I took a surprised step back when he raised his head and locked my gaze. I refrained from gagging as the dull odour progressively turned into a stronger, deadly, bitter fragrance — but his look alone had already made me sick to my stomach. His wrath was tangible. He stood up, posture unrefined and clothing crumpled like some beggar. His eyes were swollen and red, and so was the tip of his nose. Dark hair unkempt unlike before; perhaps ruffled and tugged out of chagrin.

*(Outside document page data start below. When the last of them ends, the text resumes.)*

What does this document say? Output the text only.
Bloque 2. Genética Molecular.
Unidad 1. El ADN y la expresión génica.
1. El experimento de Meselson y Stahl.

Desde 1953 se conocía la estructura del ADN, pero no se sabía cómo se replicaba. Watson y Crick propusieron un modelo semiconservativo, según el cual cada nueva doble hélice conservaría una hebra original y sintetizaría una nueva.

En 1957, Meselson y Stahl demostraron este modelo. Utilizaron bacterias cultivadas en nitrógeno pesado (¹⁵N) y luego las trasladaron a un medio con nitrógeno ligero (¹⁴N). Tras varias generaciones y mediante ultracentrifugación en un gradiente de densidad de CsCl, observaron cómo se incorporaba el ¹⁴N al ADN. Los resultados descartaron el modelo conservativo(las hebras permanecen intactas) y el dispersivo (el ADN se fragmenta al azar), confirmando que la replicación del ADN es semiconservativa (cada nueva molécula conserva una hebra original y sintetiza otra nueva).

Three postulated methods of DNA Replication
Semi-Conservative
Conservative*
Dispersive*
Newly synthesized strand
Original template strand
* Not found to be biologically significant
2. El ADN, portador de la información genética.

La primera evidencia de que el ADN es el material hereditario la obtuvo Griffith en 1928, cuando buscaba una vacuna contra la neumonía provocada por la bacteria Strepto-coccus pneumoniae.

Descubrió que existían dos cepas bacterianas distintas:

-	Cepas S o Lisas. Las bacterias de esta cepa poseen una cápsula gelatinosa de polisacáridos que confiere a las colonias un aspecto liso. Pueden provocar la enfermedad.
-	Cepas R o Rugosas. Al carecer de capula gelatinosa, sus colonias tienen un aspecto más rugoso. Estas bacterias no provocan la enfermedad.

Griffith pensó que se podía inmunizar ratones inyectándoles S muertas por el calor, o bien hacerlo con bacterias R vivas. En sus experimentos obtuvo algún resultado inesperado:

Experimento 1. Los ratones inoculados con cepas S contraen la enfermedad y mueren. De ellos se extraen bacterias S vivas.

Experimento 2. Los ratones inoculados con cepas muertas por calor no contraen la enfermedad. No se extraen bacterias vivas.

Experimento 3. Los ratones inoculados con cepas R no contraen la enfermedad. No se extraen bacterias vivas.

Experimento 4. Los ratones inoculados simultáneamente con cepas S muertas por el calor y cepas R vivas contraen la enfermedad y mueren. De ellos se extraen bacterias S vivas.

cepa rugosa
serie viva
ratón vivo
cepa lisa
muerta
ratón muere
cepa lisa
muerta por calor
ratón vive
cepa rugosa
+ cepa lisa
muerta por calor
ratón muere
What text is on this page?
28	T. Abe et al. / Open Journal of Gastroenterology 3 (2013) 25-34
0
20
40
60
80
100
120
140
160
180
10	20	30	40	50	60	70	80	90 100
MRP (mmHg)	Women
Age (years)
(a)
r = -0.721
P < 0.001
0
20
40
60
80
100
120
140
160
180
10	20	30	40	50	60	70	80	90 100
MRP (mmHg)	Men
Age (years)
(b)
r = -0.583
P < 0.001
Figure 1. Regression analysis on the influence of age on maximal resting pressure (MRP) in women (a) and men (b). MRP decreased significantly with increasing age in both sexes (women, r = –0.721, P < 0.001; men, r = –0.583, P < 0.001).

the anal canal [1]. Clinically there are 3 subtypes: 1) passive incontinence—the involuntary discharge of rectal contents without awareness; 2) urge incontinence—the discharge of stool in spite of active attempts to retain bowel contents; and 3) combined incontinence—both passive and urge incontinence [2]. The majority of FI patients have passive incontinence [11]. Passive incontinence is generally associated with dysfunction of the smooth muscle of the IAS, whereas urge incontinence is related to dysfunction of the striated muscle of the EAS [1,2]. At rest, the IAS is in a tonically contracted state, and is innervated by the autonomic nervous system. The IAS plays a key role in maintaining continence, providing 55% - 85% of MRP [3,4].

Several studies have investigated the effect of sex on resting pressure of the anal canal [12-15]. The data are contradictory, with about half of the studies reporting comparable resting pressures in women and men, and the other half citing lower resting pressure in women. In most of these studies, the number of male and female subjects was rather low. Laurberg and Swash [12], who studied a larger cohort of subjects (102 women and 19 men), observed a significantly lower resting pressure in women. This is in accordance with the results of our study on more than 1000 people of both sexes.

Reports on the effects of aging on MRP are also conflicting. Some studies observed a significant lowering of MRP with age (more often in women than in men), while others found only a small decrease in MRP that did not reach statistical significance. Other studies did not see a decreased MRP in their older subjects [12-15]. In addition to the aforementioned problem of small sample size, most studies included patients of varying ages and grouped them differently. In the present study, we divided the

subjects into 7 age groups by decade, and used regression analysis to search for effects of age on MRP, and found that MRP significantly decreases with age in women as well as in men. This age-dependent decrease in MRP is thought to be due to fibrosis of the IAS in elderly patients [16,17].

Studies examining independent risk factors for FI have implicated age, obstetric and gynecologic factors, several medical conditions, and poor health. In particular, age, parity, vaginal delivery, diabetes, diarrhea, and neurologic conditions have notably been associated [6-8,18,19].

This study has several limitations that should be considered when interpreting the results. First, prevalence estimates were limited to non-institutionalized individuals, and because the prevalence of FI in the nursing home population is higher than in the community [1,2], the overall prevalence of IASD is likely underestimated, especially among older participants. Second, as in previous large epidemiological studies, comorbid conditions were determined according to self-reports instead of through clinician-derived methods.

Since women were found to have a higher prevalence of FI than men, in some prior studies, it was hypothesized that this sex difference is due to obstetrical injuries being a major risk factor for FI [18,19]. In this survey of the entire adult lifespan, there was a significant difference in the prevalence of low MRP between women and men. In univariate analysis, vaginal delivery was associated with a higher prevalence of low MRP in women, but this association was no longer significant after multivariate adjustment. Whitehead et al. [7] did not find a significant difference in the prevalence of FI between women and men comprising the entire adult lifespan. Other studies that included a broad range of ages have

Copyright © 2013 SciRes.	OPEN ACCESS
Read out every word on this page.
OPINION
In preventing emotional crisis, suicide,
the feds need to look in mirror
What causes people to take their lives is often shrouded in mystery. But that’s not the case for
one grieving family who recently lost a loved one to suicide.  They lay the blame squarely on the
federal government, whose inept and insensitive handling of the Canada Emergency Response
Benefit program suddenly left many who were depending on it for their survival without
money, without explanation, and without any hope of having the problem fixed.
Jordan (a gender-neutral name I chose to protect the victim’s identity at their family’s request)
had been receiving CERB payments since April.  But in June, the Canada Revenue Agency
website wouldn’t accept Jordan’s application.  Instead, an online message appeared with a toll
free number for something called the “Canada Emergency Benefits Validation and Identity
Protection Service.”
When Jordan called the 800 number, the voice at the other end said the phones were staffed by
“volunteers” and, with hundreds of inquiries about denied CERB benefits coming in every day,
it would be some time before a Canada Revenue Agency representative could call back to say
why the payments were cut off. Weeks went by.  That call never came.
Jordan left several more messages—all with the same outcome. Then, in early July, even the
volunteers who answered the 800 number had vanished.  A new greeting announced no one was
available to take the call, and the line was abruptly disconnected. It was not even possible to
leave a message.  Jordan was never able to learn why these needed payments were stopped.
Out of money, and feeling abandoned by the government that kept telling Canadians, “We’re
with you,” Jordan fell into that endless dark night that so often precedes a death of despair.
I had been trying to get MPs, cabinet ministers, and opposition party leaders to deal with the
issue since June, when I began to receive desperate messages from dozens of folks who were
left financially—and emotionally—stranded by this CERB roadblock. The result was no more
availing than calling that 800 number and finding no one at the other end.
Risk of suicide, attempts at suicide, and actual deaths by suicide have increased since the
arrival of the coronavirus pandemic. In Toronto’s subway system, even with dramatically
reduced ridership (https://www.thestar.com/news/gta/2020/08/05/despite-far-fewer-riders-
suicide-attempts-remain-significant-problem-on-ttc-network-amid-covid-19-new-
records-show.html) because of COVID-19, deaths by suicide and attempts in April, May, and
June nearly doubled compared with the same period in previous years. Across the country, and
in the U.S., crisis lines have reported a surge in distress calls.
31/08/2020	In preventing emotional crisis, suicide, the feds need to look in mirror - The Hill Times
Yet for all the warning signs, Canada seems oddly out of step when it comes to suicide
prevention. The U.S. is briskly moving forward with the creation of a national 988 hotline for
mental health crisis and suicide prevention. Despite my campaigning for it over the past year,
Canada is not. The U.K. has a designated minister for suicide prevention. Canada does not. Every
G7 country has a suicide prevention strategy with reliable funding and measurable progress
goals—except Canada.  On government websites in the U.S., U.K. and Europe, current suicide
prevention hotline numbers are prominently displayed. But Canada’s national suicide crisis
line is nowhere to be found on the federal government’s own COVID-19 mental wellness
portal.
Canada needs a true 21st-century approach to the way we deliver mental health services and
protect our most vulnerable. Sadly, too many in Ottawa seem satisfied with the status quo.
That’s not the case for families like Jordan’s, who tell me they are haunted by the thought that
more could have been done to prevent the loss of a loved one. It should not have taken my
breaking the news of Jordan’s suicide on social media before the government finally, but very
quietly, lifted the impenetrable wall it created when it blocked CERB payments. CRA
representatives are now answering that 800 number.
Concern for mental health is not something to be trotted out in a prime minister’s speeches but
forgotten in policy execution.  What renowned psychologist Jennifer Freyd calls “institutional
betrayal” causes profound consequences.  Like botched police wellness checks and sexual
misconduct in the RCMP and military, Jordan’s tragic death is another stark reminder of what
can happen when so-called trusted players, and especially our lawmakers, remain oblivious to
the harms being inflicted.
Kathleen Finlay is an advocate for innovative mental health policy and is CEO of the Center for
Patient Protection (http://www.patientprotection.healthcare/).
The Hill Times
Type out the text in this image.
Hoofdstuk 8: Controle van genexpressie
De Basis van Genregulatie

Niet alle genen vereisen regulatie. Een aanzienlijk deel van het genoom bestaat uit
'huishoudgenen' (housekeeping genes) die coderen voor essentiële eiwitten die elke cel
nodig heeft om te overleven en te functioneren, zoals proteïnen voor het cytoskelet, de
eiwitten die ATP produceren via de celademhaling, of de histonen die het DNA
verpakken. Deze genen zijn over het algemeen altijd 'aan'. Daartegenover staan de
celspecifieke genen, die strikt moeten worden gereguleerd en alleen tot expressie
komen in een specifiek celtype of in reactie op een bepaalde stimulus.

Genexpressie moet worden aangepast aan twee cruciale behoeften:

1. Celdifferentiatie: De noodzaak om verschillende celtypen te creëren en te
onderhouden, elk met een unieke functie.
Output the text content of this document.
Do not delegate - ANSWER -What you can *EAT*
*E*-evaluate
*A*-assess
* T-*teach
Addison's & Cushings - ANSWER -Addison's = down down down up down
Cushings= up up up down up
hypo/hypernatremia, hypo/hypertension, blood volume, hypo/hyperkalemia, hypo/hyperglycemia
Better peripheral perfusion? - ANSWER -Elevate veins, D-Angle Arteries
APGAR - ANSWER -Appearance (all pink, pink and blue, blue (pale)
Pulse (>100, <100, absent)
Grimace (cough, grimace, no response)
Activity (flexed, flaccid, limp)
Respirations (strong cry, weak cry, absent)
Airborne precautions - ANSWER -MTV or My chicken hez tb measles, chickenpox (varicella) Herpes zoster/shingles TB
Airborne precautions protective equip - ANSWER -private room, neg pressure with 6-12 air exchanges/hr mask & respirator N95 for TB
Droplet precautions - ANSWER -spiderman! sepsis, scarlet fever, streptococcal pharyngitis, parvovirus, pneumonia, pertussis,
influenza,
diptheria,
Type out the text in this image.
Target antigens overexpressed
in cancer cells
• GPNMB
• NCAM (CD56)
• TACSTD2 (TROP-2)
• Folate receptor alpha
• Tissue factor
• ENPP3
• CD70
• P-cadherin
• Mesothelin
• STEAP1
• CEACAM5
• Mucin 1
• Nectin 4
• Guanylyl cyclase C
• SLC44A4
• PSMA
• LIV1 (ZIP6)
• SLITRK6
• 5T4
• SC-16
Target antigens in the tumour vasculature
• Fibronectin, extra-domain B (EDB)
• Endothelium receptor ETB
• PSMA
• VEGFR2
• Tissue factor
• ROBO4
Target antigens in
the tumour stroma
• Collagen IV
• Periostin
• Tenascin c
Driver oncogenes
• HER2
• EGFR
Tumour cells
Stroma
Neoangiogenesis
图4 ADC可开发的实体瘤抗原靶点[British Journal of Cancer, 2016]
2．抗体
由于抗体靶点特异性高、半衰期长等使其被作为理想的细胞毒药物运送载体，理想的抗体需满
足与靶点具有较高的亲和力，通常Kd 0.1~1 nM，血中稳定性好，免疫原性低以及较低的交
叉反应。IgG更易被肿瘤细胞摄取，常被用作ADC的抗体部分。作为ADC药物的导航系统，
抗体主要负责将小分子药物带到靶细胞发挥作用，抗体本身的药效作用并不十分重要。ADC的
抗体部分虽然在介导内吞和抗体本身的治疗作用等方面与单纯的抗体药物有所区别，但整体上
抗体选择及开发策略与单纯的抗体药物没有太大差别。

He did not say a single word, yet I knew and felt the recognizable thirst to avenge.

"I fear you not, Conan. You may glare at me all you want. Curse me into oblivion and send me straight to hell," I spoke, head held high despite the foreboding feeling in the pit of my stomach. "It will never change the fact that I do not recognize you as my mate. Never will I."

And that was the truth, or at least that was what I'd misled myself into thinking. Because it was not entirely fear that I felt, but an unnerving omen of something that was yet to exist.

I started walking towards the forest, his glares sending shivers down my spine. Pushing the unsettling feeling down, I reached the border of the forest. In me bloomed hesitation — a loud and clear uneasiness overpowering my reasoning as I looked back at the palace gates.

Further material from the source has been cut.